Here is a person who's never had a serious thought about politics or the operations of power. The analysis is as superficial as anything on the cable news. It locates no precedents. It offers no examples. Societies are at some point good, and then they "go over to the dark side." Government is "leashing the beast within." (Hobbes, circa that dude in Intro to Continental Philosophy, Oberlin College, 1999.) It's all a lot of strange, Arcadian nonsense. It's in vein with the liberal anti-torture argument that goes: In World War II, we didn't torture the Nazis. True, mostly. Then again, in World War II:

For the most part, it's just wrong to idealize states as moral agents. This isn't to say that the actions states take lack moral content or moral import. Torture is wrong. Yet it isn't specifically wrong for America to torture. The idea that "we"--meaning America--don't torture is entirely hollow, a comforting but meaningless nostrum. In the first place, we do torture; at least, the agents of our state torture. In the second place, all states torture, just as they kill, bribe, starve, besiege, regulate, investigate, survey, record, and otherwise violate every principle of individual moral and legal conduct. The liberal will argue that in the properly functioning, liberal democratic state, violations of rights aren't arbitrary, but rather bound up by law and tradition, and that danger comes when some villain like George Bush arrogates himself of the right to act "unilaterally" and by executive whim. But the truth is that those limits are all defined by the very entity that they are meant to constrain, which holds as a fundamental principle that it has the right to violate them in war, or in time of emergency, or to "fight" crime, or for a thousand other reasons.
The problem with locating in "America"--more particularly some reified idea of the American character--the prohibition on torture is that it imputes moral agency to a fundamentally amoral actor.
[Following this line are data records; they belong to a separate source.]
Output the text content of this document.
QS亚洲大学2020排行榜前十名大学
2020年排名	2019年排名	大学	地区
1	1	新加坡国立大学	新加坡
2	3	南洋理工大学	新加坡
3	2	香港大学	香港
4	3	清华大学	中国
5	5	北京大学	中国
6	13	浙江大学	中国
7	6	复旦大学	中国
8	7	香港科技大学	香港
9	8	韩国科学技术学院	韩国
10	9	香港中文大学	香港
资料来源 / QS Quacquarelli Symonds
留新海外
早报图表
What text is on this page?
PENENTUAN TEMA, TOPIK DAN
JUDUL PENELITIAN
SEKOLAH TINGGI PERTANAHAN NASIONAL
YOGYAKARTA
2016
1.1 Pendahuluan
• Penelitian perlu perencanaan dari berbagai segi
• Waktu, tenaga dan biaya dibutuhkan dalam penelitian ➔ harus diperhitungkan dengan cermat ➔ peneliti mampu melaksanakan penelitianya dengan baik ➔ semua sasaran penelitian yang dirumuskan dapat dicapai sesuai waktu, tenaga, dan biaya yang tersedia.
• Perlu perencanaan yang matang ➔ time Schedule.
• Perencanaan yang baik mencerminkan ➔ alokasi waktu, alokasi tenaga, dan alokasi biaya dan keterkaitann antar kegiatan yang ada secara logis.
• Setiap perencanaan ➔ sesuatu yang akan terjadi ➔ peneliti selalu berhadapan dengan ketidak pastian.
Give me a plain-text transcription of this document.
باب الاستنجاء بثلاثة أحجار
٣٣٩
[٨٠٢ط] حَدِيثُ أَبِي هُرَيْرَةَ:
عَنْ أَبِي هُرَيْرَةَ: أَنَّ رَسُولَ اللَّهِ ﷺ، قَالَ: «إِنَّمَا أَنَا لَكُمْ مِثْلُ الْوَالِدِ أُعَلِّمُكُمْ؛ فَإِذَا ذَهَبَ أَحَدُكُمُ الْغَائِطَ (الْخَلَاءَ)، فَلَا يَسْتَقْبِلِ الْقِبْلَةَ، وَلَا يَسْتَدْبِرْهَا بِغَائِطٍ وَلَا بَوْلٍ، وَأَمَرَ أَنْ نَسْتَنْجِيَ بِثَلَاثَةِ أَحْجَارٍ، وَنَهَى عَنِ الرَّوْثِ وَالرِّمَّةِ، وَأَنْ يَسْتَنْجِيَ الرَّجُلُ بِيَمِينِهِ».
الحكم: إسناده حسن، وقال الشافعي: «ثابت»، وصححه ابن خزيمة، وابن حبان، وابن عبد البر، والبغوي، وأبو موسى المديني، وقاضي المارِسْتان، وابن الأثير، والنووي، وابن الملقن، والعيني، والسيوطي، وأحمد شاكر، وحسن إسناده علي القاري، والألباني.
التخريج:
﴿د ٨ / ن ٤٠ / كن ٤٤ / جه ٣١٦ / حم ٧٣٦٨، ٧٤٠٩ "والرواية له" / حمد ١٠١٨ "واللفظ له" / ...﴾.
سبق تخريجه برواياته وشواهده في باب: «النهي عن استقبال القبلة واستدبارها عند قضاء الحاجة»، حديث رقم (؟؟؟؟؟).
No matter how many hoary, medieval body politic metaphors one dredges up from half-remembered civics courses, no matter how much one wants to locate the soul of a civilization in the principles of its government head, the truth is that virtue rests in the individual, not in the state, the government, the national mood, or the national myth. It is true that America is nominally democratic, structurally a republic. These are held to be exceptionalisms of a moral sort. Why? America has launched wars of aggression and territorial expansion, practiced genocide, held human chattel, segregated its own society, tortured. America is neither uniquely good nor uniquely bad; it is a state like any other. Appealing to some losing, lost America in order to protest torture is mere political theater. But Digby is a partisan, so that is precisely the point.